Palestinian protesters dressed in Santa outfits clashed with Israeli forces in Bethlehem – the birthplace of Jesus according to Christian tradition. The IDF used tear gas to suppress the crowds ahead of Christmas celebrations.
Wearing symbolic red suits and white beards, with some completing their outfits with traditional Palestinian keffiyehs and even gas masks, the protesters marched towards a checkpoint connecting Bethlehem to Jerusalem.
Calling for the free movement of people between the two cities, activists carried signs which read “Santa Claus stands with the Palestinian people” and “Jesus came with a message of peace, his city suffers oppression.”

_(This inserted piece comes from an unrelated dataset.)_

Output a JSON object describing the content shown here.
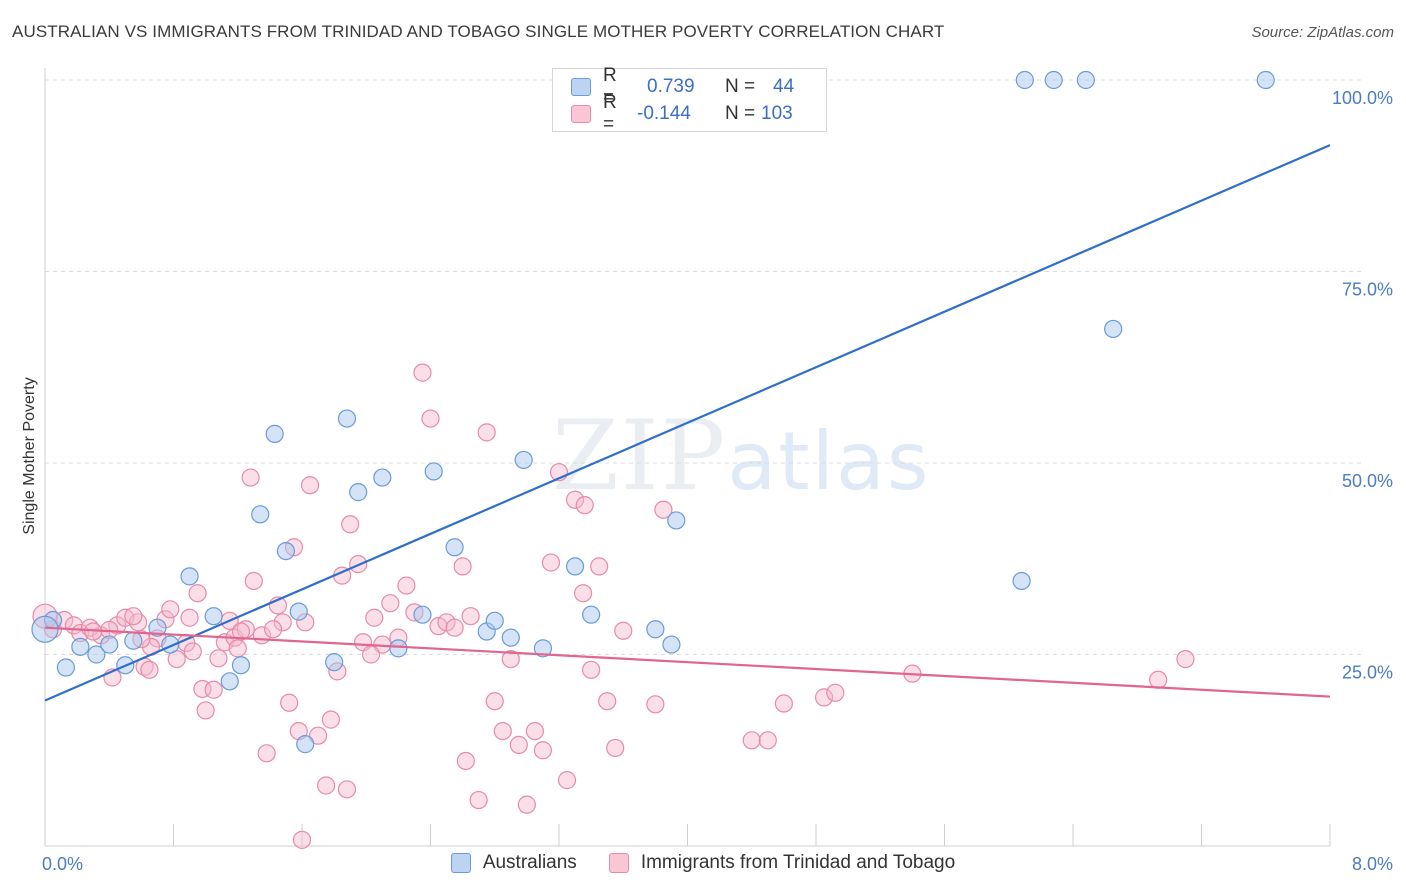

The procession of roughly one hundred activists was halted on Friday by Israeli troops in front of Checkpoint 300, which serves as one of the main transit gates between occupied West Bank cities.
Israeli soldiers fired tear gas, pepper spray and stun grenades at Palestinians who allegedly attacked IDF lines with rocks.
A Palestinian protester dressed as Santa Claus and wearing a tear gas mask returns a tear gas canister during clashes with Israeli border pic.twitter.com/QVnUP6ALup
— Rafat Darawsheh (@rafatdarawsheh) December 23, 2016
A number of people were injured, including journalists, after the activists were met by force, according to reports. Several people suffered smoke inhalation injuries during the clashes. At least five journalists covering the event, were also injured, Ma’an reports.
Israel defended its actions, saying that Palestinians pelted stones at IDF lines, which forces the soldiers to respond.
“15 men … threw rocks at Israeli soldiers,” an Israeli border police spokesperson told Ma’an, adding that “some of them were dressed as Santa Claus and tried to cross the checkpoint between Bethlehem and Jerusalem.” The spokesperson added that two Israeli soldiers suffered light injuries in the clashes.
This is not the first year that Santas have clashed with the IDF around the the Christmas period in the West Bank. Similar scuffles erupted both in 2015 and 2014.